Sonia From The Block
Published: June 12th, 2009
By: Steven and Cokie Roberts

Sonia from the block

In her now-famous speech at the University of California in 2001, Judge Sonia Sotomayor probably made a political mistake. She spoke the truth.

“Our experiences as women and people of color affect our decisions,” she told a law-school forum. “The aspiration to impartiality is just that – it’s an aspiration because it denies the fact that we are, by our experiences, making different choices than others ...”

Her critics have seized on another passage from that speech to label her a “reverse racist,” the oft-quoted line that a “wise Latina woman ... would more often than not reach a better conclusion than a white male.” That single word “better” has unfortunately obscured the validity of her basic point.
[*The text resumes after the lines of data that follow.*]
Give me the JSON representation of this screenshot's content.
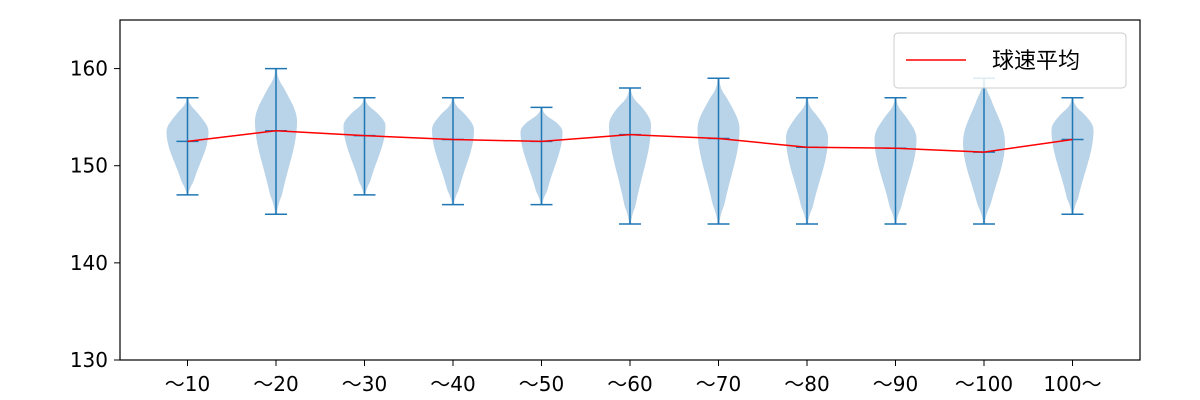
{
  "chart_data": {
    "type": "violin",
    "categories": [
      "～10",
      "～20",
      "～30",
      "～40",
      "～50",
      "～60",
      "～70",
      "～80",
      "～90",
      "～100",
      "100～"
    ],
    "ylim": [
      130,
      165
    ],
    "yticks": [
      130,
      140,
      150,
      160
    ],
    "distributions": [
      {
        "min": 147,
        "max": 157,
        "mean": 152.5
      },
      {
        "min": 145,
        "max": 160,
        "mean": 153.6
      },
      {
        "min": 147,
        "max": 157,
        "mean": 153.1
      },
      {
        "min": 146,
        "max": 157,
        "mean": 152.7
      },
      {
        "min": 146,
        "max": 156,
        "mean": 152.5
      },
      {
        "min": 144,
        "max": 158,
        "mean": 153.2
      },
      {
        "min": 144,
        "max": 159,
        "mean": 152.8
      },
      {
        "min": 144,
        "max": 157,
        "mean": 151.9
      },
      {
        "min": 144,
        "max": 157,
        "mean": 151.8
      },
      {
        "min": 144,
        "max": 159,
        "mean": 151.4
      },
      {
        "min": 145,
        "max": 157,
        "mean": 152.7
      }
    ],
    "series": [
      {
        "name": "球速平均",
        "color": "#ff0000",
        "values": [
          152.5,
          153.6,
          153.1,
          152.7,
          152.5,
          153.2,
          152.8,
          151.9,
          151.8,
          151.4,
          152.7
        ]
      }
    ],
    "legend": {
      "position": "top-right",
      "label": "球速平均"
    },
    "colors": {
      "violin_fill": "#b9d3e9",
      "violin_line": "#1f77b4",
      "mean_line": "#ff0000",
      "axis": "#000000"
    },
    "grid": false
  }
}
Every one of us makes “different choices” based on our backgrounds, and that’s why diversity is so essential in all of our major institutions – courts and legislatures, classrooms, newsrooms and boardrooms. Strike “better,” as Sotomayor probably will when she testifies before Congress next month. “Different” is more than enough to justify diversity.
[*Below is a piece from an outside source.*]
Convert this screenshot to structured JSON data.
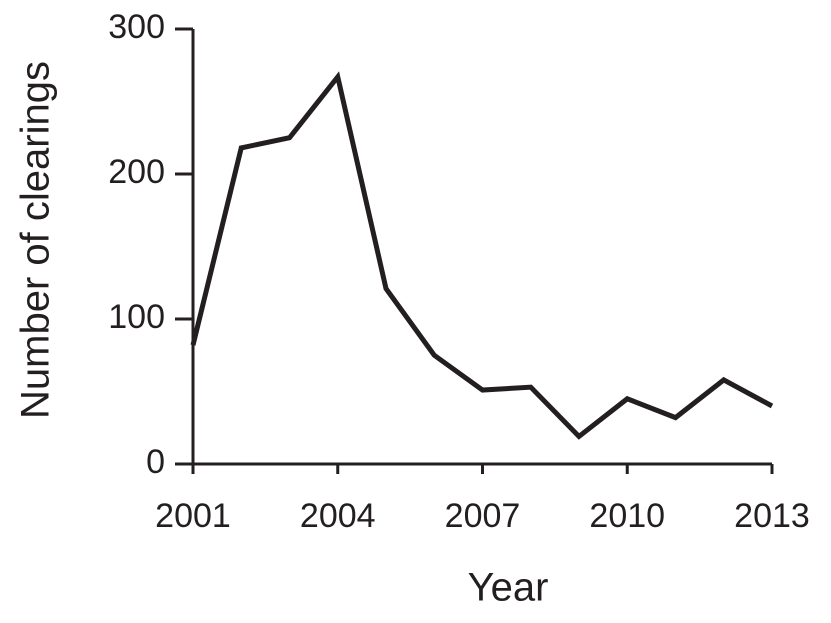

This is NOT a question of quotas. It is a question of fairness, of making sure that our institutions accurately reflect America’s full range of priorities and perspectives.

What is most infuriating about Sotomayor’s critics is their unstated but unmistakable assumption that judgments rendered by white men set the standard of impartiality. If women or nonwhites reflect their own life experiences, they are somehow deviating from the norm.